Following the aforesaid decision, we are of the view that in the present case, as well the amount received by the assessee was taxable under Section 28(va) of the Act. In the present case, it is evident that had the assessee not entered into an agreement of 10 itxa1257-13+1 non-compete, he would have earned the amount from the business carried on out of the division which was sold to Thermo Electron LLS India Pvt. Ltd. It is the sale of the said division that has deprived him of the income and part of the sale consideration itself, he was required to execute an agreement of non-compete and the compensation received under the said agreement was relatable on a consideration for sale of the business of the division and, therefore, for these reasons also, we are of the view that the amount is taxable under Section 28(va).

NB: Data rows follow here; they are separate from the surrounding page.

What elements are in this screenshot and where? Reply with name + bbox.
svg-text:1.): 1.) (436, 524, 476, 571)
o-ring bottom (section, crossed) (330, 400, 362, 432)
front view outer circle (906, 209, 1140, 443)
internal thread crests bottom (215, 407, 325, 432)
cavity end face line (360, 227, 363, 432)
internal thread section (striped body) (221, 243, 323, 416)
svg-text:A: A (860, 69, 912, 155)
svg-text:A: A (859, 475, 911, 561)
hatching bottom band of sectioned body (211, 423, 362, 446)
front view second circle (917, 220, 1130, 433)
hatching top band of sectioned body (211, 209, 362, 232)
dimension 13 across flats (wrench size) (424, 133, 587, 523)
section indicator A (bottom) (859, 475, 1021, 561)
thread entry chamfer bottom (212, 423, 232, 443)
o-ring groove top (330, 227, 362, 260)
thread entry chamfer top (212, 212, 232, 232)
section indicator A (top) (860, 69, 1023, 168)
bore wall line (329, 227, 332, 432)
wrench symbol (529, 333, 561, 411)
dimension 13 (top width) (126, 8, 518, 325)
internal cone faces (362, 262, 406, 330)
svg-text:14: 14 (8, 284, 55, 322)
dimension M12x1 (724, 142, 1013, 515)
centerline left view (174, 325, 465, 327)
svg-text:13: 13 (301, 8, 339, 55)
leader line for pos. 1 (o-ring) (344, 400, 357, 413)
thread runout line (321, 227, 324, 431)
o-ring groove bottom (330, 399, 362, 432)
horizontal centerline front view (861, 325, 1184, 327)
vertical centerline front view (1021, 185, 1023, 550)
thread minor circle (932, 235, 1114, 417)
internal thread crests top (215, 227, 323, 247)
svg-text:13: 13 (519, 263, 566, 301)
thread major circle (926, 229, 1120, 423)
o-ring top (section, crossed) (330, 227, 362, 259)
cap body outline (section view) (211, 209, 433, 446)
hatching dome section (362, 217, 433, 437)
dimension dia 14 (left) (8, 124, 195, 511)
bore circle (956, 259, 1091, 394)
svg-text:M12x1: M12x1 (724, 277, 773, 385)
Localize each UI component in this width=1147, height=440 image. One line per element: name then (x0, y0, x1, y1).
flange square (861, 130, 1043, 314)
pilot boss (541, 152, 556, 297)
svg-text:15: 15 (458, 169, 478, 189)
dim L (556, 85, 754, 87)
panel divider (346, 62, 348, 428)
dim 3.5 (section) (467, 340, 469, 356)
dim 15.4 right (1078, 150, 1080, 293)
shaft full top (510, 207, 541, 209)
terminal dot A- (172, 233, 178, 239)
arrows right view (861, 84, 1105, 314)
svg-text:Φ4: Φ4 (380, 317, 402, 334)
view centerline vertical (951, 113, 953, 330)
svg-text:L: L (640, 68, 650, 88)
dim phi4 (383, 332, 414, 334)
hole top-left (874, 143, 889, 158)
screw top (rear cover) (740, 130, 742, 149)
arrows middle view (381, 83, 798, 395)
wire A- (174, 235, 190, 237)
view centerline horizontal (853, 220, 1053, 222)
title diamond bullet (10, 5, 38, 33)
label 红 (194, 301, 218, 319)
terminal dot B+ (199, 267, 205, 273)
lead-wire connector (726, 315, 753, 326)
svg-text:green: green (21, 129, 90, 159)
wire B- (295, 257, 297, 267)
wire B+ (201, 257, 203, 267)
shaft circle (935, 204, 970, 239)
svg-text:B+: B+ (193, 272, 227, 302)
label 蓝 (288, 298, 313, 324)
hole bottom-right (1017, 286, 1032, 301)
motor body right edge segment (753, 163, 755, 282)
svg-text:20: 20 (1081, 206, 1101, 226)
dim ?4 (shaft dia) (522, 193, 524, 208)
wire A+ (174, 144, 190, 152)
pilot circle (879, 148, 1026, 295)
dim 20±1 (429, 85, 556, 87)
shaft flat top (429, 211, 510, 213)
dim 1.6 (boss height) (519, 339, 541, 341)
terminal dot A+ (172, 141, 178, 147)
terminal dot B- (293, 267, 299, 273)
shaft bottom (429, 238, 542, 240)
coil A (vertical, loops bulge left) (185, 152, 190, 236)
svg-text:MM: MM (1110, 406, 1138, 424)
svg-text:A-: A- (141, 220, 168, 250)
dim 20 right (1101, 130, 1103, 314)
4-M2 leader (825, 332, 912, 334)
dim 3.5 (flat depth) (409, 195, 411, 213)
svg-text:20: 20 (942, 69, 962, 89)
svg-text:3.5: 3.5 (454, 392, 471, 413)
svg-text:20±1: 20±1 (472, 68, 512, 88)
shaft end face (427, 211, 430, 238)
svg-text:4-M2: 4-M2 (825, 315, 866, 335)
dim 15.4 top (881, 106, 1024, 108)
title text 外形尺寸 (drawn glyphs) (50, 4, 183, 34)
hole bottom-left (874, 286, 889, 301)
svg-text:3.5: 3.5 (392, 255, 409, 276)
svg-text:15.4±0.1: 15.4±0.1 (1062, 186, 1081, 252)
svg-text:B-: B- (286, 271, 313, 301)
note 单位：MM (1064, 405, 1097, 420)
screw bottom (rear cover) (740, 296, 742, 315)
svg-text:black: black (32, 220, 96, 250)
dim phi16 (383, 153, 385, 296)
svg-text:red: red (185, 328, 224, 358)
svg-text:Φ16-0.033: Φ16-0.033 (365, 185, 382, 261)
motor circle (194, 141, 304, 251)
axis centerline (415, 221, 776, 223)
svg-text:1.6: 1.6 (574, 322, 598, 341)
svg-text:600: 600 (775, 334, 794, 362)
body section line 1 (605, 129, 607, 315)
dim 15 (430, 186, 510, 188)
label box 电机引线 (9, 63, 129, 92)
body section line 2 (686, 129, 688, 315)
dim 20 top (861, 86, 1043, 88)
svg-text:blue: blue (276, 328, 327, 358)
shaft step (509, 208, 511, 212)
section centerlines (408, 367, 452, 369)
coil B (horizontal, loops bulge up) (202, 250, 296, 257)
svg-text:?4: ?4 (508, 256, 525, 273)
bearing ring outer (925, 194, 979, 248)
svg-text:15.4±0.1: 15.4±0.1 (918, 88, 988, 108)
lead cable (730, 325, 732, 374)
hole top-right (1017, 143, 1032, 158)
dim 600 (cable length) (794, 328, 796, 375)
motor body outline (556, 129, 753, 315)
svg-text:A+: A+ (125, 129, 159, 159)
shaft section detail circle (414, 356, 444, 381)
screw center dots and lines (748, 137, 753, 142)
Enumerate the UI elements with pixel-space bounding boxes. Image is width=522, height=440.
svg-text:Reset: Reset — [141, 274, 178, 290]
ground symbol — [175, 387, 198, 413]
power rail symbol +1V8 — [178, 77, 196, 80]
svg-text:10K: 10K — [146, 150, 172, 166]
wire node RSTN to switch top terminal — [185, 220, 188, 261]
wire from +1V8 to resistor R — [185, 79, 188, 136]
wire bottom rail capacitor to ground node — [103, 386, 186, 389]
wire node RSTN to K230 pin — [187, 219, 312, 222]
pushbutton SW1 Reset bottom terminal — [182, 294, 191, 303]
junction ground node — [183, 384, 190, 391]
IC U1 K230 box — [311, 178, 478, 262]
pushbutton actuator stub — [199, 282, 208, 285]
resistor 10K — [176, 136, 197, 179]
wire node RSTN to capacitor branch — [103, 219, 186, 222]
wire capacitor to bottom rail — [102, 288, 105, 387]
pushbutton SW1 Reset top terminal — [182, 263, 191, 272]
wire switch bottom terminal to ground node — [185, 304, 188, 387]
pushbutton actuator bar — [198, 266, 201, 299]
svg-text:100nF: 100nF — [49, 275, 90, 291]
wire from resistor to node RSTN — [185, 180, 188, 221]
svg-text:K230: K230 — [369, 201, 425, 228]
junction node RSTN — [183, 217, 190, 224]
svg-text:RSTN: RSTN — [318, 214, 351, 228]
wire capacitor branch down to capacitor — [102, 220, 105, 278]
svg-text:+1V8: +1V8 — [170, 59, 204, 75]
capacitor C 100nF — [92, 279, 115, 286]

Furthermore, in the present case, both the assessee have received the amount pursuant to the agreement dated 2nd June, 2008 that is well after 1 st April, 2003 and would be covered by the provisions of Section 28(va) of the Act. We are accordingly of the view that no relief can be granted to the appellants. The appeals do not raise any substantial questions of law and the same are dismissed. No order as to costs”. Respectfully following the said decision of the Jurisdictional High Court, we uphold the order of the Ld. CIT(A) and dismiss the appeal of the assessee.
In the result, the appeal filed by the assessee is dismissed.
Order pronounced in the open court on 13th July, 2016.